The Washington Post reports U.S. intelligence says Iran can outlast Trump’s Hormuz blockade for months
A confidential intelligence community assessment delivered to the White House also finds that Iran retains a substantial missile and drone arsenal.
The analysis by the U.S. intelligence community, whose secret assessments on Iran have often been more sober than the administration’s public statements, also found that Tehran retains significant ballistic missile capabilities despite weeks of intense U.S. and Israeli bombardment, three of the people familiar with it said.
One of the U.S. officials who spoke to The Washington Post said they thought Iran’s capacity to endure prolonged economic hardship is far greater than even the CIA estimate. “The leadership has gotten more radical, determined and increasingly confident they can outlast U.S. political will and sustain domestic repression to check any resistance” inside Iran, the official said. “Comparatively, you see similar regimes lasting years under sustained embargoes and airpower-only wars.”
White House spokeswoman Anna Kelly said Iran is losing half a billion dollars daily because of the blockade. “During Operation Epic Fury, Iran was crushed militarily,” Kelly said in a statement. “Now, they are being strangled economically by Operation Economic Fury and losing $500 million per day thanks to the United States Military’s successful blockade of Iranian ports. The Iranian regime knows full well their current reality is not sustainable, and President Trump holds all the cards as negotiators work to make a deal.”
But the CIA estimate says Iran can survive the U.S. blockade for 90 to 120 days — and maybe longer — before facing more severe economic hardship, the four people familiar with it said.
Key findings regarding the blockade’s impact, as of May 2026, include:
Resilience Timeline: The CIA estimates Iran can endure for at least three to four months, challenging claims that the blockade would cause immediate collapse.
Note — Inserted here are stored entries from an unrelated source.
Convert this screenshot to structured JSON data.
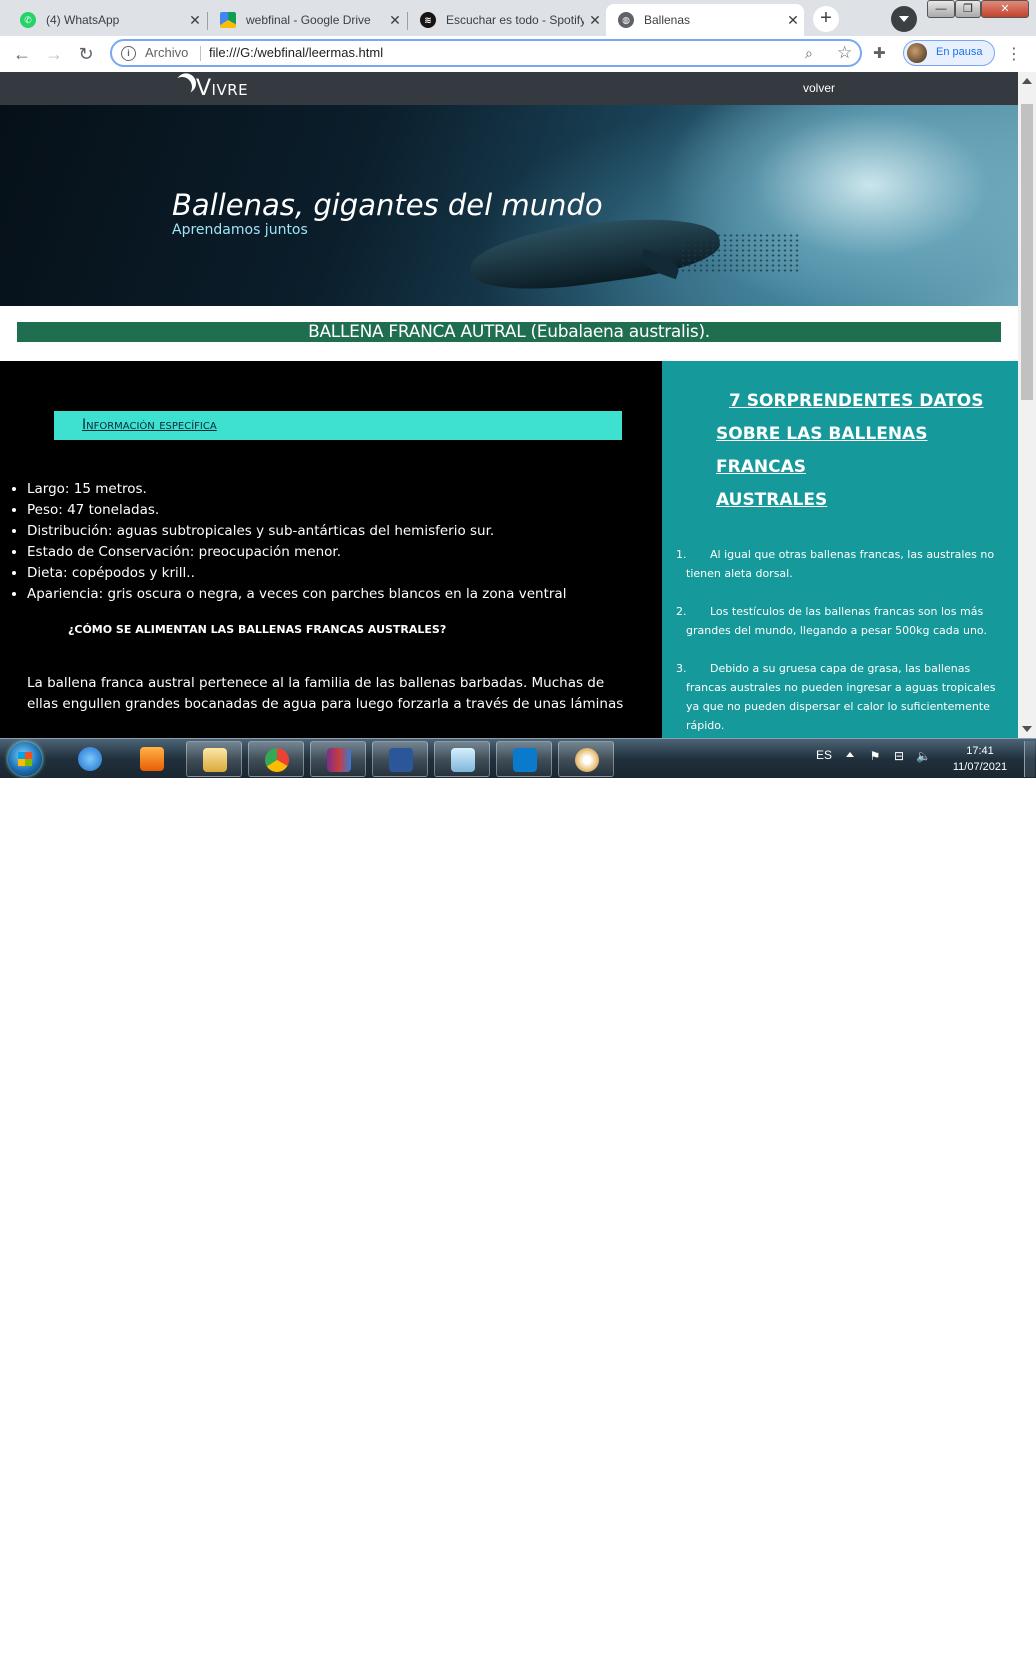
{
  "browser": {
    "tabs": [
      {
        "title": "(4) WhatsApp",
        "icon": "whatsapp-icon",
        "color": "#25d366"
      },
      {
        "title": "webfinal - Google Drive",
        "icon": "google-drive-icon",
        "color": "#fbbc04"
      },
      {
        "title": "Escuchar es todo - Spotify",
        "icon": "spotify-icon",
        "color": "#191414"
      },
      {
        "title": "Ballenas",
        "icon": "globe-icon",
        "color": "#5f6368",
        "active": true
      }
    ],
    "tab_close": "✕",
    "new_tab": "+",
    "address": {
      "security_label": "Archivo",
      "url": "file:///G:/webfinal/leermas.html"
    },
    "profile": {
      "status": "En pausa"
    }
  },
  "site": {
    "brand": "Vivre",
    "nav_link": "volver",
    "hero_title": "Ballenas, gigantes del mundo",
    "hero_subtitle": "Aprendamos juntos",
    "species_title": "BALLENA FRANCA AUTRAL (Eubalaena australis).",
    "info_heading": "Información específica",
    "facts": [
      "Largo: 15 metros.",
      "Peso: 47 toneladas.",
      "Distribución: aguas subtropicales y sub-antárticas del hemisferio sur.",
      "Estado de Conservación: preocupación menor.",
      "Dieta: copépodos y krill..",
      "Apariencia: gris oscura o negra, a veces con parches blancos en la zona ventral"
    ],
    "question_title": "¿CÓMO SE ALIMENTAN LAS BALLENAS FRANCAS AUSTRALES?",
    "paragraph": "La ballena franca austral pertenece al la familia de las ballenas barbadas. Muchas de ellas engullen grandes bocanadas de agua para luego forzarla a través de unas láminas",
    "sidebar_title_line1": "7 SORPRENDENTES DATOS",
    "sidebar_title_line2": "SOBRE LAS BALLENAS FRANCAS",
    "sidebar_title_line3": "AUSTRALES",
    "numbered_facts": [
      {
        "num": "1.",
        "text": "Al igual que otras ballenas francas, las australes no tienen aleta dorsal."
      },
      {
        "num": "2.",
        "text": "Los testículos de las ballenas francas son los más grandes del mundo, llegando a pesar 500kg cada uno."
      },
      {
        "num": "3.",
        "text": "Debido a su gruesa capa de grasa, las ballenas francas australes no pueden ingresar a aguas tropicales ya que no pueden dispersar el calor lo suficientemente rápido."
      }
    ]
  },
  "taskbar": {
    "language": "ES",
    "time": "17:41",
    "date": "11/07/2021",
    "apps": [
      "internet-explorer-icon",
      "media-player-icon",
      "file-explorer-icon",
      "chrome-icon",
      "winrar-icon",
      "word-icon",
      "notepad-icon",
      "vscode-icon",
      "paint-icon"
    ]
  }
}
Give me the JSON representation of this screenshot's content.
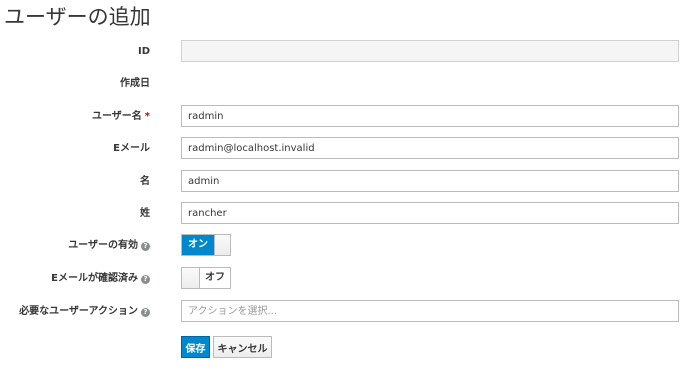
{
  "page": {
    "title": "ユーザーの追加"
  },
  "form": {
    "id": {
      "label": "ID",
      "value": ""
    },
    "created": {
      "label": "作成日"
    },
    "username": {
      "label": "ユーザー名",
      "required_mark": "*",
      "value": "radmin"
    },
    "email": {
      "label": "Eメール",
      "value": "radmin@localhost.invalid"
    },
    "first_name": {
      "label": "名",
      "value": "admin"
    },
    "last_name": {
      "label": "姓",
      "value": "rancher"
    },
    "user_enabled": {
      "label": "ユーザーの有効",
      "state_label": "オン",
      "enabled": true
    },
    "email_verified": {
      "label": "Eメールが確認済み",
      "state_label": "オフ",
      "enabled": false
    },
    "required_actions": {
      "label": "必要なユーザーアクション",
      "placeholder": "アクションを選択..."
    }
  },
  "icons": {
    "help": "help-circle-icon"
  },
  "help_glyph": "?",
  "buttons": {
    "save": "保存",
    "cancel": "キャンセル"
  },
  "colors": {
    "primary": "#0088ce",
    "required": "#cc0000"
  }
}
Economic Adaptation: Iran is storing oil on tankers and reducing production to keep wells functional, while using overland rail/truck routes to bypass the naval blockade.
Military Capabilities: Despite the blockade, Iran retains approximately 70% of its prewar missile stockpile and 75% of its mobile launchers.
The Iranian leadership has shown increased confidence in their ability to outlast U.S. political pressure, with some officials believing they can sustain the current situation for months or even longer.
No Good Options
Trump literally has no good options.
He does not want to escalate the war. We know that because he didn’t, even when Iran directly attacked US ships.
Yet, Trump keeps making idiotic demands that he knows Israel cannot accept.
And he makes counterproductive statements” like “small price to pay” statements on the price of oil and gasoline.
Consumer sentiment and Trump’s polls are in the gutter.
For What?
To solve a problem that didn’t exist at the explicit request of Benjamin Netanyahu.